I would like to perform nearest-neighbor search over the Levenshtein distance with a dataset of texts in Python. The search can be approximate, should be implemented using core Python libraries, and queries should be near-constant-time operations. Below, I list some implementations that I considered together with their flaws.
Naïve brute-force approach
A naïve brute-force solution involves computing the pairwise Levenshtein distances between a query and all texts in a dataset:
$ pip install numpy python-Levenshtein
$ python
>>> import Levenshtein
>>> import numpy as np
>>>
>>> texts = ["Some string", "Some other string", "Yet another string"]
>>> query = "Smeo srting"
>>> knn = 2
>>>
>>> distances = [Levenshtein.distance(query, text) for text in texts]
>>> for idx in np.argsort(distances)[:knn]:
... print(f'{texts[idx]}, {distances[idx]}')
...
Some string, 4
Some other string, 8
However, the naïve approach is quite slow. For M texts with maximum text length N, searching for the K nearest neighbors of a query is an O(M * N^2) operation. Finding the K nearest neighbors for each of the M texts is then an O(M^2 * N^2) operation.
Metric indexing
One solution that I considered is metric indexing. Metric indexing enables better-than-naïve speed for K-nearest-neighbor search in metric spaces. The indexed units do not need to be vectors, they just need to be equipped with a distance function, so that they form a metric space. Strings equipped with the Levenshtein distance form a metric space.
A nice property of metric learning is that it is implemented in core Python libraries, such as the implementation of the ball tree index in sklearn.neighbors.BallTree
. With the ball tree, searching for the K nearest neighbors of a becomes an O(log M * N^2) operation. Finding the K nearest neighbors for each of the M texts is then an O(M log M * N^2) operation.
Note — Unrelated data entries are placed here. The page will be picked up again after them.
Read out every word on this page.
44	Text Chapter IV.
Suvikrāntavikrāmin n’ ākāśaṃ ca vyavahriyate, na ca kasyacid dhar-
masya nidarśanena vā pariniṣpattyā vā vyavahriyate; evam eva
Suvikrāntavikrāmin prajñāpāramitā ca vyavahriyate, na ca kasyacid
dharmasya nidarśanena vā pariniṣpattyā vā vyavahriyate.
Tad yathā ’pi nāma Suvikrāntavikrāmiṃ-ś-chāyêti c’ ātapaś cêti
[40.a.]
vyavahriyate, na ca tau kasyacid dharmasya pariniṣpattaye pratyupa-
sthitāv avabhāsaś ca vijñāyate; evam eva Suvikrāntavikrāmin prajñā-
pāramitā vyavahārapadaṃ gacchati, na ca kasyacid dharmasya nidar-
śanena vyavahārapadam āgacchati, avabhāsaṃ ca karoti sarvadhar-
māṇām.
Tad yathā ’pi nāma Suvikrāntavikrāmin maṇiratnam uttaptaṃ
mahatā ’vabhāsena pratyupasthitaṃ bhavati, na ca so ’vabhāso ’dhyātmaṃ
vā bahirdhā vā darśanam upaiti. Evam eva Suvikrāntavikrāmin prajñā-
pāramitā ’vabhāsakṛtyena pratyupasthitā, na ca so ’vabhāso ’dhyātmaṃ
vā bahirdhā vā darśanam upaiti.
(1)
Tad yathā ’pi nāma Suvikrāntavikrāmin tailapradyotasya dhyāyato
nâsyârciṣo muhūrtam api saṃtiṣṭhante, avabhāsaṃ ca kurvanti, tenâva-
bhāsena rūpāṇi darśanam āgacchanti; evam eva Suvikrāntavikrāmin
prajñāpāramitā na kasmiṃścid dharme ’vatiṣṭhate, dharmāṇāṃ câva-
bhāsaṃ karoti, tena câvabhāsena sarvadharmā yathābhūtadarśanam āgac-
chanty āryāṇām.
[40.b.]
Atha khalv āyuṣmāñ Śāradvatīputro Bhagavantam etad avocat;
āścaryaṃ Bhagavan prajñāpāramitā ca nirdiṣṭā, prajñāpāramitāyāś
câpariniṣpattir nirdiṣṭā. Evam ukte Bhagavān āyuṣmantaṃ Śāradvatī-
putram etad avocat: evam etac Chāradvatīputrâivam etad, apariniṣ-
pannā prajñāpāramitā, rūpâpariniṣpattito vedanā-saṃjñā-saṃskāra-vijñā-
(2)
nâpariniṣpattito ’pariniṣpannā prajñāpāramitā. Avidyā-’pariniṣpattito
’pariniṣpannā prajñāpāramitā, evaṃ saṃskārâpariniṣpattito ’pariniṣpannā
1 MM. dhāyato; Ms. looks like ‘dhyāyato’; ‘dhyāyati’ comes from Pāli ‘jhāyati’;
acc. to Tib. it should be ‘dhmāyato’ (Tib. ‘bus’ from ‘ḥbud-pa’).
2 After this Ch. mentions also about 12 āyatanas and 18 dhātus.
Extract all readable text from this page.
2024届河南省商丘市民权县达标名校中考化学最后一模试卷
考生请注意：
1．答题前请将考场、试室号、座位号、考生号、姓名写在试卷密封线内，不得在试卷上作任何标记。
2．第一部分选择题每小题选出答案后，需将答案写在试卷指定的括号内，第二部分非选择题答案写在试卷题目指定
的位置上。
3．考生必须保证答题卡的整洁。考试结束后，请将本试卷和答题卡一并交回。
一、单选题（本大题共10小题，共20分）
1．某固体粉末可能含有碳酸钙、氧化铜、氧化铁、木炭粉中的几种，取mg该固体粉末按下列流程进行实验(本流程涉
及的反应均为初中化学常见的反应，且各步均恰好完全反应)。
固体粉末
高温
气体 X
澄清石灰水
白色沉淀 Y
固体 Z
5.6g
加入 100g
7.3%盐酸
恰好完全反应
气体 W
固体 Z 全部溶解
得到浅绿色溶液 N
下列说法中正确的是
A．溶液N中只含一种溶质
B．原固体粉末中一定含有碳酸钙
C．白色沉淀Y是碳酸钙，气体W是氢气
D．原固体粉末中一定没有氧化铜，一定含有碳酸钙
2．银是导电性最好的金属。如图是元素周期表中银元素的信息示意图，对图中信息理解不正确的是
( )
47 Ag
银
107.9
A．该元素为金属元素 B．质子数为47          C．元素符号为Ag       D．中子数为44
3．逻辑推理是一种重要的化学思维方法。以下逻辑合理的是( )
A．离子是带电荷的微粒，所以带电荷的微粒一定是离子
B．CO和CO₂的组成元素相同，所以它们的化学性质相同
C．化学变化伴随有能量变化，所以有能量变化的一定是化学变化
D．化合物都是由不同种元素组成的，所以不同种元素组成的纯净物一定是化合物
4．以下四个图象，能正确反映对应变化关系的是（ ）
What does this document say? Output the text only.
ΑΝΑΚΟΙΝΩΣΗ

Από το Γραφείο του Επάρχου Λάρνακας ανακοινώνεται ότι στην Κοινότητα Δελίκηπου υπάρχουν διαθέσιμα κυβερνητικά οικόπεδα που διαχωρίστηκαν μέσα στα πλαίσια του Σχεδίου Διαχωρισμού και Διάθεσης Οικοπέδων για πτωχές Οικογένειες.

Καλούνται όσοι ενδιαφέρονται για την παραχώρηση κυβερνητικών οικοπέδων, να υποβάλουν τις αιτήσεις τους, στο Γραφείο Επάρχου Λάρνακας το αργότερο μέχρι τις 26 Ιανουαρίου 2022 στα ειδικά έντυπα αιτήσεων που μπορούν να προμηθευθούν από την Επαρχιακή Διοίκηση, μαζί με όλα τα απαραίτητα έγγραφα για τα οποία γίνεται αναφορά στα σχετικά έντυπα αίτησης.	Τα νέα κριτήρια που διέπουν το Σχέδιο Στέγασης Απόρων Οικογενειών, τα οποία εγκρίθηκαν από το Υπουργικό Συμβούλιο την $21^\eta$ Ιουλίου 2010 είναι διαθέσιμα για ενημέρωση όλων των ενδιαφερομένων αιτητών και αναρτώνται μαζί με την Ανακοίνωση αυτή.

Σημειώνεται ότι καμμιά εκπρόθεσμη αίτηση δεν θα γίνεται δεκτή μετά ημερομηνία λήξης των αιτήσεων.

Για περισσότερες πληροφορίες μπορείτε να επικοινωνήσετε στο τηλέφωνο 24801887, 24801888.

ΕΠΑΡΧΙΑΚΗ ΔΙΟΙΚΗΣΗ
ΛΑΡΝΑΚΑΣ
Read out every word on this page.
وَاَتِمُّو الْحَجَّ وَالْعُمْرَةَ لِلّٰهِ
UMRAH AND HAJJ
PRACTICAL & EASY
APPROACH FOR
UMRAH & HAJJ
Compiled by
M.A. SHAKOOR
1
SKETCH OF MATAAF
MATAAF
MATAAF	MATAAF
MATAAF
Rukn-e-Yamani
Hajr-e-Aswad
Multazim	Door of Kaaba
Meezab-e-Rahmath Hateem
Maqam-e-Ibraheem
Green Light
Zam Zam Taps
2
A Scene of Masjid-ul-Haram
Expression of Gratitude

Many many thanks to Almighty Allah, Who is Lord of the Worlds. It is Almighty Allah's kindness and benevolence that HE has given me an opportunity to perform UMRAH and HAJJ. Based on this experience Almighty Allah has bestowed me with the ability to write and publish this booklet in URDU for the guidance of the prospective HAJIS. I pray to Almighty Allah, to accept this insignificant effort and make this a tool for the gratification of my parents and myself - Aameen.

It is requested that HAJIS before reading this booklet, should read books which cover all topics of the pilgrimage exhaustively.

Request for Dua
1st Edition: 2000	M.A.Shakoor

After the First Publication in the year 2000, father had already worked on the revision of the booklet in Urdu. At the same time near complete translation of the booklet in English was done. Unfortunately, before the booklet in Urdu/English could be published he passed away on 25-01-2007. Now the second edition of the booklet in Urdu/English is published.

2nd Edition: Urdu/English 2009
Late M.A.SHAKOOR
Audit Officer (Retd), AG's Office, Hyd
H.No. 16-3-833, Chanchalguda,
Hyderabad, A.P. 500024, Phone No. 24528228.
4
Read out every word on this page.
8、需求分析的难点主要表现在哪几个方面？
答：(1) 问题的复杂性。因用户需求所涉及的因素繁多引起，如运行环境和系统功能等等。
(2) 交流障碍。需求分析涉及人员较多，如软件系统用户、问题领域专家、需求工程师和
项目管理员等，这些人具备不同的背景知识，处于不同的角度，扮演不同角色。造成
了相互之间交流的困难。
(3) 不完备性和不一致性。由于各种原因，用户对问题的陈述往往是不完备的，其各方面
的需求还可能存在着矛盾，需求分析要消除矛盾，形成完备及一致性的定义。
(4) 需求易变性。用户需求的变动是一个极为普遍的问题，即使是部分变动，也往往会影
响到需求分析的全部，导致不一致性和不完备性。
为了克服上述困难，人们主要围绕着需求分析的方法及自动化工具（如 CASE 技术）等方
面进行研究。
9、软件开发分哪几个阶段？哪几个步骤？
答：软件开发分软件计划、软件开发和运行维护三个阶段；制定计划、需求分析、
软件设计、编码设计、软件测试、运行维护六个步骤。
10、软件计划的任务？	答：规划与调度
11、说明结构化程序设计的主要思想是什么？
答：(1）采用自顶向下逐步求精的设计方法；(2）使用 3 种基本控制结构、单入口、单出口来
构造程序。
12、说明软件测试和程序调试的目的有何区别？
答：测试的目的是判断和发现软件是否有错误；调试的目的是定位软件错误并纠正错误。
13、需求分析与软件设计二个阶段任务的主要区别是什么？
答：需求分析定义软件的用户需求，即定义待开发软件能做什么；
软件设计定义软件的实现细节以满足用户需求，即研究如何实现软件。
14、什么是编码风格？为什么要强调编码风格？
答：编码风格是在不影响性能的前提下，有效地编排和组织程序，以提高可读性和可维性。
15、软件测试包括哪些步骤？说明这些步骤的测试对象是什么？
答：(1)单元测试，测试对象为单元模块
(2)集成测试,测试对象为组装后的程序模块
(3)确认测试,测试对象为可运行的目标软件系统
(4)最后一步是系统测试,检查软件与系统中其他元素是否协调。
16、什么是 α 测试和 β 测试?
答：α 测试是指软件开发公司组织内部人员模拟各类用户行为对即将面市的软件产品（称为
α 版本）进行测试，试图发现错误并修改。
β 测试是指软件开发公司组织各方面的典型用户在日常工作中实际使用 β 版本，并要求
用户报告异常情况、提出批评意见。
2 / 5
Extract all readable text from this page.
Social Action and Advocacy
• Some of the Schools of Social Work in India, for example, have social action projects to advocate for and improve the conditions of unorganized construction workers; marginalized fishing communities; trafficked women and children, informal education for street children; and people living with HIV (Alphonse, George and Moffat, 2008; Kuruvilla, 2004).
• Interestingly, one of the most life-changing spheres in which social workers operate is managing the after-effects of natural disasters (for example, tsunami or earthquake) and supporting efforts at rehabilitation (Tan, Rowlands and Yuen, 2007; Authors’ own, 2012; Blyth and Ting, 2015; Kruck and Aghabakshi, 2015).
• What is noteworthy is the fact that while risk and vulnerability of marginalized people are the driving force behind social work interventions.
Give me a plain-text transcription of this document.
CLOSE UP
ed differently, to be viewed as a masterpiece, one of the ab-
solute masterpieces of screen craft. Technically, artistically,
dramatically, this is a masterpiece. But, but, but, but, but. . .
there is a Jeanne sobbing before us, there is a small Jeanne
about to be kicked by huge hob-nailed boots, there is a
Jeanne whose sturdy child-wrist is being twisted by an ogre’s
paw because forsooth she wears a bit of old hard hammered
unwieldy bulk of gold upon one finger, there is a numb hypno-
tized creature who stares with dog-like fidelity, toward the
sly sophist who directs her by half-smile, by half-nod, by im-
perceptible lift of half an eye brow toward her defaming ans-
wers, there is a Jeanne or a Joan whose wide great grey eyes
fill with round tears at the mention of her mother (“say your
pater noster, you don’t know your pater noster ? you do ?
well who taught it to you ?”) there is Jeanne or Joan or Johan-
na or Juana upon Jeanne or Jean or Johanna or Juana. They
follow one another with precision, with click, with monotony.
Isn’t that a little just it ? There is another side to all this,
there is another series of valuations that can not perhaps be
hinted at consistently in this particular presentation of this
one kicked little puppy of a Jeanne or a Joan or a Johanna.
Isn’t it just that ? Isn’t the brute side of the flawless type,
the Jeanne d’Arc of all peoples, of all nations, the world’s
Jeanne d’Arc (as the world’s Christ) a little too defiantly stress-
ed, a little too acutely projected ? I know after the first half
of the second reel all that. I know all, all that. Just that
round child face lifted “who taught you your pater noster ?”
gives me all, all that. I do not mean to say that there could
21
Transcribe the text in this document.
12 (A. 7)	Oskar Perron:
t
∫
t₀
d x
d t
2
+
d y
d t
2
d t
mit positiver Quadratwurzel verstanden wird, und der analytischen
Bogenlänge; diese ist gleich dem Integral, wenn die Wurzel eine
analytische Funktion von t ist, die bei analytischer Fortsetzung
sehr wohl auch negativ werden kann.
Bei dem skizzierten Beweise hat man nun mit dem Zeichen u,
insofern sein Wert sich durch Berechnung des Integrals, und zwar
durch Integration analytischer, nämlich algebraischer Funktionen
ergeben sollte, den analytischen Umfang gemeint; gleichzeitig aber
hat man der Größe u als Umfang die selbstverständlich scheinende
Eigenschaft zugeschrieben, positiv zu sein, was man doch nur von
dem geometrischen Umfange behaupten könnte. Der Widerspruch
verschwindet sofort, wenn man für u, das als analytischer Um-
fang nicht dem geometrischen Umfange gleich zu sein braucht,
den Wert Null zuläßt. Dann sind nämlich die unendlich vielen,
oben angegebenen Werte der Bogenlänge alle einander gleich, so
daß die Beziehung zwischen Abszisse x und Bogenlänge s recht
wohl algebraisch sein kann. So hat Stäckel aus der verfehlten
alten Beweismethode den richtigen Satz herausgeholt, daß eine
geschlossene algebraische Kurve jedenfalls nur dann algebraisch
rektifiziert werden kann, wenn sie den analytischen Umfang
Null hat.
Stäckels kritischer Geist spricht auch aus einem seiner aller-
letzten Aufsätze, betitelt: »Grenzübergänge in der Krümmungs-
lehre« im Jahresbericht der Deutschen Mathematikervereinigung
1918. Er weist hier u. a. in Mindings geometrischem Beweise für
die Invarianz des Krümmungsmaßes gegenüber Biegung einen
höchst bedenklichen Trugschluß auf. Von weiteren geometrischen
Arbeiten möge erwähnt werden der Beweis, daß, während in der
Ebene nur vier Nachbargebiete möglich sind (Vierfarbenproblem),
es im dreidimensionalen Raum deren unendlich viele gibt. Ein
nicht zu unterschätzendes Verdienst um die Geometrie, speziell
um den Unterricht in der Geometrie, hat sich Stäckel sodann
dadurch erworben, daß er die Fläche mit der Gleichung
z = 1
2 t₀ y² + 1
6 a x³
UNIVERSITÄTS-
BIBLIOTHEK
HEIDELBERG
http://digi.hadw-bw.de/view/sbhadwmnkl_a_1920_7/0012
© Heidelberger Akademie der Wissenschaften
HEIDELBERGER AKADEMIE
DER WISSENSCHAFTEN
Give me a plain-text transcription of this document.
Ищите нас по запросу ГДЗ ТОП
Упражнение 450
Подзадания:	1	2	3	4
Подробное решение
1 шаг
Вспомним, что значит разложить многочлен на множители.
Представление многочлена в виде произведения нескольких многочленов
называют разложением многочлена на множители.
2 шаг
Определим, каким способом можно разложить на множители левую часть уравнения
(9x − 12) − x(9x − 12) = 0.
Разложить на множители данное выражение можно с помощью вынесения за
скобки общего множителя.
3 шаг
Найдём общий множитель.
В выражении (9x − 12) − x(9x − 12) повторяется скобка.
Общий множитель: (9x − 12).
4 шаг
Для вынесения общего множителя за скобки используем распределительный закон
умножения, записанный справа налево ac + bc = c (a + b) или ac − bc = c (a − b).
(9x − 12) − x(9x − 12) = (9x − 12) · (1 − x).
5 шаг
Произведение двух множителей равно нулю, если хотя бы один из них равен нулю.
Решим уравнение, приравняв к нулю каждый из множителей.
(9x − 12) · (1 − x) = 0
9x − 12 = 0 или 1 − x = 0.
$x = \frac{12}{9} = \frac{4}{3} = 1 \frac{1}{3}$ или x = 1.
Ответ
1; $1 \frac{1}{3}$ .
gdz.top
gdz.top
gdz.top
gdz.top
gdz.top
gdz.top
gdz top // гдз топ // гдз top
One drawback of the sklearn implementation is that it requires float vectors on the input. Therefore, a mapping scheme from strings to float vectors and back seems required. The solution can represent datasets of up to 2^53 strings, which seems sufficient:
$ pip install sklearn python-Levenshtein
$ python
>>> from typing import Optional
>>> import Levenshtein
>>> import numpy as np
>>> from sklearn.neighbors import BallTree, DistanceMetric
>>>
>>> texts = ["Some string", "Some other string", "Yet another string"]
>>> query = "Smeo srting"
>>> knn = 2
>>>
>>> def text_to_vector(text: str, idx: Optional[int] = None) -> np.ndarray:
... if idx is None:
... idx = len(texts)
... texts.append(text)
... return np.array([idx], dtype=np.float64)
...
>>> def vector_to_text(idx: np.ndarray) -> str:
... return texts[int(idx[0])]
...
>>> def levdist(x: np.ndarray, y: np.ndarray) -> int:
... x, y = map(vector_to_text, (x, y))
... return Levenshtein.distance(x, y)
...
>>> X = [text_to_vector(text, idx) for idx, text in enumerate(texts)]
>>> x = [text_to_vector(query)]
>>>
>>> tree = BallTree(X, metric=DistanceMetric.get_metric('pyfunc', func=levdist))
>>> (dists,), (idxs,) = tree.query(x, k=knn)
>>> for dist, idx in zip(dists, idxs):
... print(f'{texts[idx]}, {int(dist)}')
...
Some string, 4
Some other string, 8
However, the speed still seems a major drawback. I would appreciate pointers to libraries that provide approximate K-nearest-neighbor search over the Levenshtein distance or over metric spaces in near-O(M * N^2) time.